The Alder Grove

"In my sleep thought that I was standing in an alder grove of the straightest and fairest trees which the heart of man could think of or imagine."

Messenger of the Universe

So...recently I had VIP tickets to see Neil deGrasse Tyson at the Sony Center in Toronto. And it was awesome.

He gave us a choice of topics for current events and the audience chose gravitational waves. He had this gorgeous video of exactly what happened when the black holes collided. "Those two black holes up there? Represent...two black holes". He went on to go over the mass of them and what happened when they collided, which I blogged about quite a bit in a previous post. But it sounds awesome when it comes in NDT's voice. Then when they showed the collision and the formation of the waves, he shouted, "See that! That's what formed!" as he pointed at them while running with them and off the stage.

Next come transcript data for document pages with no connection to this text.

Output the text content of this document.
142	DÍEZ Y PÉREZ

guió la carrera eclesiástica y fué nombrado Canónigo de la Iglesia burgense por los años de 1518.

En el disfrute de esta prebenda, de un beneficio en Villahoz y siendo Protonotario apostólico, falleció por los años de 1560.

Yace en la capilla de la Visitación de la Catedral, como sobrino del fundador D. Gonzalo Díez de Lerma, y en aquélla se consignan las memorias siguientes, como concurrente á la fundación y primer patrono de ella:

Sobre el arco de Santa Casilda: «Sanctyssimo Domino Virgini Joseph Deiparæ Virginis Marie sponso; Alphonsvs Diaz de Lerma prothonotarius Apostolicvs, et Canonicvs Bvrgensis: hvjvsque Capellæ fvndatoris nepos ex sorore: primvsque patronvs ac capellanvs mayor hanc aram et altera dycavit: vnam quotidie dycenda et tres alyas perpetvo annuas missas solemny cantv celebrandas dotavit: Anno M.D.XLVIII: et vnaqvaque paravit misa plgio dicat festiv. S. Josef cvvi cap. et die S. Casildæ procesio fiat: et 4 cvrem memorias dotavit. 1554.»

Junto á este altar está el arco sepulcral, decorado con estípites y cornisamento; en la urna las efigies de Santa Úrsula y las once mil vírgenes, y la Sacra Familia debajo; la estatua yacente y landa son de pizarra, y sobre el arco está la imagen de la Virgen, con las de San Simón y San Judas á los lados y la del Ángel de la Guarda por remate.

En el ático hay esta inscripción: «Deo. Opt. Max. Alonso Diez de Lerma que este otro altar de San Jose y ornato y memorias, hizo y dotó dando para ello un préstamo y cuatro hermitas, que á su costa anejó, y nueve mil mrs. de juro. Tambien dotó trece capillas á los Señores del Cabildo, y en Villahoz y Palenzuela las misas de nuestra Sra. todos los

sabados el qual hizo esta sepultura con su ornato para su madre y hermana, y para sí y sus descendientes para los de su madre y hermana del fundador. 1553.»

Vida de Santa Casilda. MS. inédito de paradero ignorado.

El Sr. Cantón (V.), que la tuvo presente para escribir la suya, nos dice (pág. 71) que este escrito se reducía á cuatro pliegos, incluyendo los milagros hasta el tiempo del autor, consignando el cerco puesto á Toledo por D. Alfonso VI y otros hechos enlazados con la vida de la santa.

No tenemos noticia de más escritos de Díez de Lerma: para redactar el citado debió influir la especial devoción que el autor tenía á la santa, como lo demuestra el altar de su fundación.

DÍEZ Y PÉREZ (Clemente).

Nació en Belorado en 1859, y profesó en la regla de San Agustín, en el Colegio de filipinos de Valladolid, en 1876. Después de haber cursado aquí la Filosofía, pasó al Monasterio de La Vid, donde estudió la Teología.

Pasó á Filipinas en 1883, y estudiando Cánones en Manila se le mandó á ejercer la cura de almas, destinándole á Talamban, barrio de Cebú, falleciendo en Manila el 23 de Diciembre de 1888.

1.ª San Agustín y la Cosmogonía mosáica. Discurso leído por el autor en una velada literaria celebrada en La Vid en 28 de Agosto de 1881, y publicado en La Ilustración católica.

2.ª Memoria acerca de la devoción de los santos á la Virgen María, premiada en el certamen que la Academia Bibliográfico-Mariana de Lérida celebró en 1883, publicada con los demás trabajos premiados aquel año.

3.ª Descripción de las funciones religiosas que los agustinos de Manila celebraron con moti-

He went on to show us a rather life-altering picture of Pluto (that which can never been unseen), and then talked a bit about evolution. Did you know that we are more closely related to mushrooms than either we or they are related to green plants? Yeah, me neither actually. :) And he talked about the importance of science being such a large part of a country's consciousness that it even appears on it's money. We got some props for replacing kids playing hockey with the Canadarm and an astronaut. He says that's Chris Hadfield...because Chris Hadfield told him so.

What is really going to stay with me though, more than anything is the end. I am always struck with "the bug" whenever I hear someone in their field who is wonderful in presenting science to the public in a clear and concise manner while still infecting you with the passion that they feel for it. The closing of the night...the auditorium went incredibly silent and an amazing picture of Saturn filled the screen. He talked about how we truly only discovered the Earth, by leaving it. And as the picture shifted from Saturn to the small speck that it our planet - Neil deGrasse Tyson read a passage from The Book of Carl. As he read the words, in that resonant voice, that seems as big as the universe itself, the picture came closer and closer to earth and showed Earth's moon in comparison before going back out to the original, as he read:

If you look at earth from space, you see a dot. That's here. That's home. That's us. On it everyone you love, everyone you know, everyone you ever heard of, every human being who ever was, lived out their lives. The aggregate of our joy and suffering, thousands of confident religions, ideologies, and economic doctrines, every hunter and forager, every hero and coward, every creator and destroyer of civilization, every king and peasant, every young couple in love, every mother and father, hopeful child, inventor and explorer, every teacher of morals, every corrupt politician, every "superstar," every "supreme leader," every saint and sinner in the history of our species lived there--on a mote of dust.

The Earth is a very small stage in a vast cosmic arena. Think of the rivers of blood spilled by all those generals and emperors so that, in glory and triumph, they could become the momentary masters of a fraction of a dot. Think of the endless cruelties visited by the inhabitants of one corner of the dot on the scarcely distinguishable inhabitants of some other corner, how frequent their misunderstandings, how eager they are to kill one another, how fervent their hatreds.

Our posturings, our imagined self-importance, the delusion that we have some privileged position in the Universe, are challenged by this point of pale light. Our planet is a lonely speck in the great enveloping cosmic dark. In our obscurity, in all this vastness, there is no hint that help will come from elsewhere to save us from ourselves. It's up to us.

It has been said that astronomy is a humbling and character-building experience. There is perhaps no better demonstration of the folly of human conceits than this distant image of our tiny world. To me, it underscores our responsibility to deal more kindly with one another, and to preserve and cherish the pale blue dot, the only home we've ever known.

-- Carl Sagan, Pale Blue Dot, 1994

I can never say anything better than that.